Após 14 horas, empresário que fez própria filha de refém é capturado

Além da filha, namorada do empresário também estava na casa.

O empresário Edgar Golçalves, de 50 anos, manteve a filha, de 15 anos, refém dentro da própria casa por aproximadamente 14 horas, no loteamento Alto Dona Augusta, no bairro Campo Grande, em Cariacica, na Grande Vitória. Além da filha, a namorada do empresário também estava na casa. A negociação com a polícia terminou por volta de 5h 20 desta terça-feira (15) e não deixou feridos. Na residência não foram encontradas armas de fogo, apenas facas e facões. O homem foi levado para o Departamento de Polícia Judiciária (DPJ) do município. Segundo a polícia, a disputa por terrenos da família seria o motivo do cárcere privado.


Após 14 horas, polícia prende homem que manteve filha refém

A polícia informou ainda que o Edgar Golnçalves responde a um inquérito por ter atirado contra um carro da polícia há alguns meses na mesma região em que mora. Os militares informaram que durante toda a ação, o empresário estaria sob o efeito de drogas e se alterou após uma discussão com a ex-esposa, que fez a denúncia ao Centro Operacional de Defesa Social (Ciodes).

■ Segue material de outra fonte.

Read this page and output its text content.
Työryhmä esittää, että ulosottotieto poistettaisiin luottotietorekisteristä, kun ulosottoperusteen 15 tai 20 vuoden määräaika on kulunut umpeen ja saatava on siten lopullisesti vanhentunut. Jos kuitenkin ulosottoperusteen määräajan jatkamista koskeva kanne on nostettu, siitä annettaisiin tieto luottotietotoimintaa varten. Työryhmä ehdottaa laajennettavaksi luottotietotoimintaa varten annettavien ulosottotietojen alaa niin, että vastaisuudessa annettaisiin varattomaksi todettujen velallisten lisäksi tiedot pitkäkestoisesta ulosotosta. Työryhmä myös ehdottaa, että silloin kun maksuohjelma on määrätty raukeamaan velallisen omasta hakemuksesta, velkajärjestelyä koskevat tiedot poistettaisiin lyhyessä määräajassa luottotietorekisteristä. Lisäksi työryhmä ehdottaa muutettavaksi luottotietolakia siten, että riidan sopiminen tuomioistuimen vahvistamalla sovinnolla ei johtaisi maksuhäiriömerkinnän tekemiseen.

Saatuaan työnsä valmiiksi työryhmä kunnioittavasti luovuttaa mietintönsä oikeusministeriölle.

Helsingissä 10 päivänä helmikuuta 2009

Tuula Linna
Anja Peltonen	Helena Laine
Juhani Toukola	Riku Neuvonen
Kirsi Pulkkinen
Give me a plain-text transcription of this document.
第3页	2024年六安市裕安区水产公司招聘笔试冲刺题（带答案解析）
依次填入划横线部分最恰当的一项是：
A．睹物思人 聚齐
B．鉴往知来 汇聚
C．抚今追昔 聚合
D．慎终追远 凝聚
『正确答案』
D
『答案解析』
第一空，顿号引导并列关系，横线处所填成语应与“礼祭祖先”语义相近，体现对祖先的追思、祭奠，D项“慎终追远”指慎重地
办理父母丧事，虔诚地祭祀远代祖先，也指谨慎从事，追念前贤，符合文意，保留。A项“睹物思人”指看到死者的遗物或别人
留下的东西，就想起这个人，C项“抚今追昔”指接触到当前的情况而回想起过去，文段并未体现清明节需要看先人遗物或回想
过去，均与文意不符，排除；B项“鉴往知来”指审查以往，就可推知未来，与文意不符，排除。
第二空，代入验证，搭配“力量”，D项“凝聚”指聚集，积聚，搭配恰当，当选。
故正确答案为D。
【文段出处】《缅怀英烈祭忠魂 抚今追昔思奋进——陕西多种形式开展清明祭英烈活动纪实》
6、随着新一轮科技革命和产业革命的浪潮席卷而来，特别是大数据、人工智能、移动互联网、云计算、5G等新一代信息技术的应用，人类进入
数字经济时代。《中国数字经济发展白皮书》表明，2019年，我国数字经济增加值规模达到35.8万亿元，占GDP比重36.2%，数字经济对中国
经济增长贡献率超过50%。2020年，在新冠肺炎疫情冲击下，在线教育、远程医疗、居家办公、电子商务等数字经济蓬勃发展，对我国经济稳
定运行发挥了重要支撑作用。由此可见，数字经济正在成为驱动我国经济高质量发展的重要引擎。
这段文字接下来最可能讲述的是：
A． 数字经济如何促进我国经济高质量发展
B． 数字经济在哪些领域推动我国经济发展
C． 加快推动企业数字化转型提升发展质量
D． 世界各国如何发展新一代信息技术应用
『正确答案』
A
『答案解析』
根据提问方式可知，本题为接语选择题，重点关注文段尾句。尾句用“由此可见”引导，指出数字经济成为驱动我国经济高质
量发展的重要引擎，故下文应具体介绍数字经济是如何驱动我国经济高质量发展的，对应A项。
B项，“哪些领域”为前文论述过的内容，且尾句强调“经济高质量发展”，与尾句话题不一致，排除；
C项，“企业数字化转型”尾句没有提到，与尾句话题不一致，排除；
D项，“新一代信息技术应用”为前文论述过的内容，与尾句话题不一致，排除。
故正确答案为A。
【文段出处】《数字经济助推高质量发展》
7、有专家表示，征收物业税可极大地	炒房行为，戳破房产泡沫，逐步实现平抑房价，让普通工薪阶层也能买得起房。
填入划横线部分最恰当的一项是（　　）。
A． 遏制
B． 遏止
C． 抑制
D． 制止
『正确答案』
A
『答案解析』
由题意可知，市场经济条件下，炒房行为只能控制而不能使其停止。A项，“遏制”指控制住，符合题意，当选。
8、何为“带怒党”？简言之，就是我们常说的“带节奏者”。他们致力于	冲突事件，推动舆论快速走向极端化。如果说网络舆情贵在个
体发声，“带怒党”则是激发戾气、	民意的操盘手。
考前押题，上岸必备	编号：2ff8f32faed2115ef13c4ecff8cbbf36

De acordo com o comandante do Batalhão de Missões Especiais (BME), tenente coronel Ramalho, o empresário demonstrava muita resistência durante a negociação. ?Foi difícil manter diálogo. Ele estava muito confuso e não conseguia se expressar com clareza. Dizia que se a polícia entrasse, explodiria tudo e que todos iam morrer. Ele jogou óleo em torno da casa, mas ainda não sabemos o teor inflamável do produto?, detalhou o tenente coronel.

Para o comandante, o fato da casa ser gradeada e ter película protetora solar dificultou a operação, já que impossibilitava a visualização do interior da residência. ?Quando amanheceu, ele já estava cansado, debilitado e abriu a janela. No momento, observamos que ele não oferecia ofensividade para as pessoas. Utilizamos uma arma de choque para neutralizá-lo e conseguimos resgatar as vítimas com vida?, explicou Ramalho.

Vítimas

Já no Departamento de Polícia Judiciária (DPJ) de Cariacica, a namorada do empresário, Rafaela Marquese, de 28 anos, disse que não foi mantida refém e não se sentiu ameaçada pelo namorado. Ela informou que Edgar Gonçalves, em nenhum momento apontou armas e sabia que ele não ia fazer nada de mau. Disse ainda que o empresário estava nervoso e confuso. Contou que o namorado jogou óleo de cozinha velho em volta da casa, mas ficou tranquila. Rafaela disse que vai continuar com Edgar, mesmo com tudo o que aconteceu.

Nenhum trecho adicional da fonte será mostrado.